Well, that hadn’t been an option. Nor had his attendance on this whole damn mission of the Qax’s, of course.

"Parz," the Qax rasped. "You’ve had five minutes."

Parz nodded. "I’m sorry," he said. "I needed time to wake up properly."

The Qax seemed to think that over. "Parz, the next few subjective hours could be the most significant in the history of both our species. You are privileged to act as the only human of your era to witness these events. And you took time to cleanse yourself after your sleep?"

"I’m human," Parz snapped. "Even when the world is coming to an end I have to put my trousers on one leg at a time."

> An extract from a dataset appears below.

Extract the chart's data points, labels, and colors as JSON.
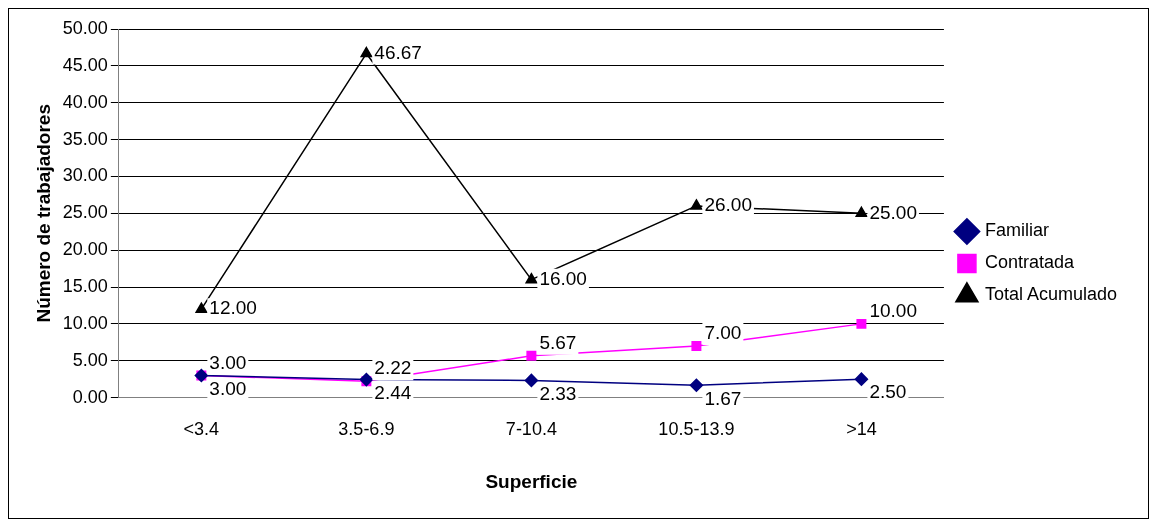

The Qax considered that. "And your metaphorical trousers are now on?"

"Open the damn eyelid."

The walls of the Spline’s huge eyeball trembled, sending small shock waves through the heavy entoptic fluid; the waves brushed against Jasoft’s skin like light fingers. Muscles hauled at sheets of heavy flesh, and the eyelid lifted like a curtain. Through the rubbery grayness of the Spline’s cornea salmon-pink light swept into the eyeball like a false dawn, dwarfing the yellow glow of Jasoft’s light globe, and causing his slender, suspended form to cast a blurred shadow on the purple-veined retina behind him. Jasoft swam easily to the inside face of the pupil; feeling oddly tender about the Spline’s sensations he laid his suited hands carefully on the warm, pliant substance of the lens.

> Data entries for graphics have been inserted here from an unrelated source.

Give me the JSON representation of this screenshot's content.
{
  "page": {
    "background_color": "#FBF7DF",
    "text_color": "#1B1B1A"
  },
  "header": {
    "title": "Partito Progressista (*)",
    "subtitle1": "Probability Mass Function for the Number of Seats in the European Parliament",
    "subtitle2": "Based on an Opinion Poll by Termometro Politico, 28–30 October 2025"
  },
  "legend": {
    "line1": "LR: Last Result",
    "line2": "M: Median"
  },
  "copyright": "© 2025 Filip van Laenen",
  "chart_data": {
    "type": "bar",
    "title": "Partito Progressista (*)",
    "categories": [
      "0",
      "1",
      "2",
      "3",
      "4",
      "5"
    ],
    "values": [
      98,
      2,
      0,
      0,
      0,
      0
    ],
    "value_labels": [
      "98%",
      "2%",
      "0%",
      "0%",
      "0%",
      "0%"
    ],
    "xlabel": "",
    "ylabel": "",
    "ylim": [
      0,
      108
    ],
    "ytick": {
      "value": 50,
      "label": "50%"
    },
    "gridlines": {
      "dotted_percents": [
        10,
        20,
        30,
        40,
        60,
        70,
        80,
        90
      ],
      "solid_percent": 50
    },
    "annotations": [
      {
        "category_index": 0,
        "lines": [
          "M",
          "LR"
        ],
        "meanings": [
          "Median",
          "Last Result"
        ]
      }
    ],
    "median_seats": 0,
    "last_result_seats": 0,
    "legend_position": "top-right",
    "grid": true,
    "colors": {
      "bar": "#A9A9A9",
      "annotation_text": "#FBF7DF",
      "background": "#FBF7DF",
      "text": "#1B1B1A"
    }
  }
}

The huge lens turned the outside universe into a blurred confusion of pink, gunmetal-gray, and baby-blue; Jasoft kept his eyes steady, giving his eyes’ image-enhancing software time to work. After a few seconds deconvolution routines cut in with an almost audible click, transforming the blurred patches to objects of clarity and menace.

There was Jupiter, of course: cyclones larger than Earth tracked across its bruised, purple-pink countenance. Another ship glided past — a second Spline, its pore pits bristling with sensors and weaponry. The eyeball Parz inhabited rotated to follow the second ship, and swirls in the entoptic fluid buffeted Parz, causing him to bounce gently against the lens.

Now Parz’s Spline turned, driven by some interior flywheel of flesh, blood, and bone; the eye swept away from Jupiter and fixed on the baby-blue patch he’d seen earlier, now resolved into a tetrahedron of exotic matter. Sheets of elusive silver-gold stretched across the triangular faces of the Interface portal, sometimes reflecting shattered images of Jupiter, sometimes scattering elusive glimpses of other times, other starfields, of a younger Jupiter… of a defenseless past.